Efficient sampling of protein conformational and sequence space is challenging because small perturbations to either the structure or sequence can lead to large spikes in energy. In our study we confirm that sampling can be enhanced by dampening repulsive energies in the early stages of refinement, but also demonstrate that the specific pattern of repulsive weight ramping can have large effects on the types of amino acids that are favored in the protein core and the energies of the final design models. In particular, we found that using very low repulsive weights during the first stage of structure refinement can induce the protein model to collapse by a small amount, which favors the placement of smaller amino acids during subsequent rounds of rotamer-based sequence design. By testing a large set of alternate repulsive weight ramping protocols, we identified schemes that produce design models with lower calculated energies and a more native-like distribution of alanines in protein cores and at protein interfaces.

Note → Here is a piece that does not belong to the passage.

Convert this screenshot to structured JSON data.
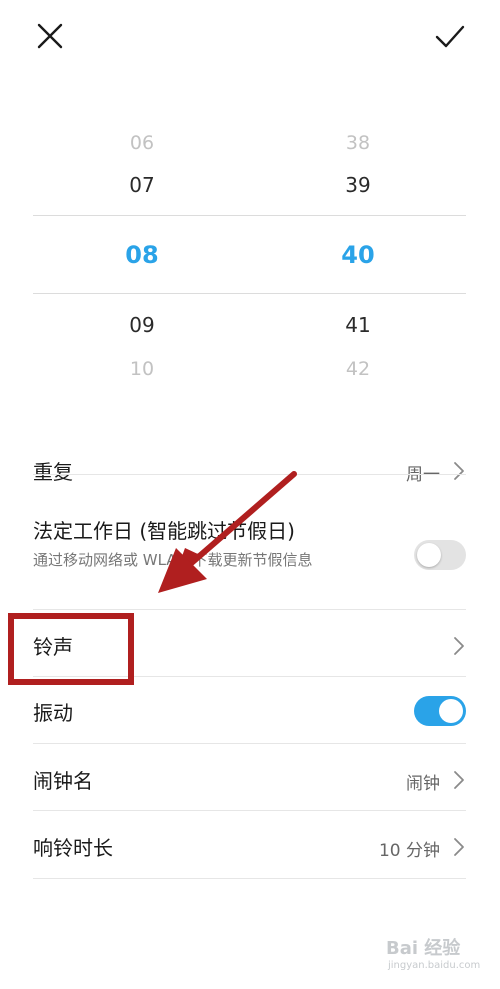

We also demonstrated that using amino acid reference values customized for the early stages of the FastDesign protocol (ie, when the repulsive weight is reduced) changes amino acid usage in the final design models. This is despite the fact that the same energy function and amino acid reference values are used for the final sequence optimization stage in all the FastDesign design protocols that we computationally benchmarked. This result highlights that favoring a particular amino acid sequence in the early stages of FastDesign can lock that sequence in, as the subsequent structure refinement steps adjust the backbone to be favorable for that sequence. We experimentally tested proteins designed with custom reference values for each stage of FastDesign (PolarDesign2019) and proteins designed with just the standard Rosetta reference values used at each stage of FastDesign (MonomerDesign2019). The sequences designed with MonomerDesign2019 were, in general, more hydrophobic and, consistent with previous findings, these proteins were more stable as judged by resistance to proteases. However, many of the PolarDesign2019 sequences also folded and these proteins had a more native-like distribution of amino acids. It is not straightforward to label one of the protocols as being better as different projects in protein design can have different goals. In some cases, it may be important to maximize solubility while in other cases protein thermostability may be paramount.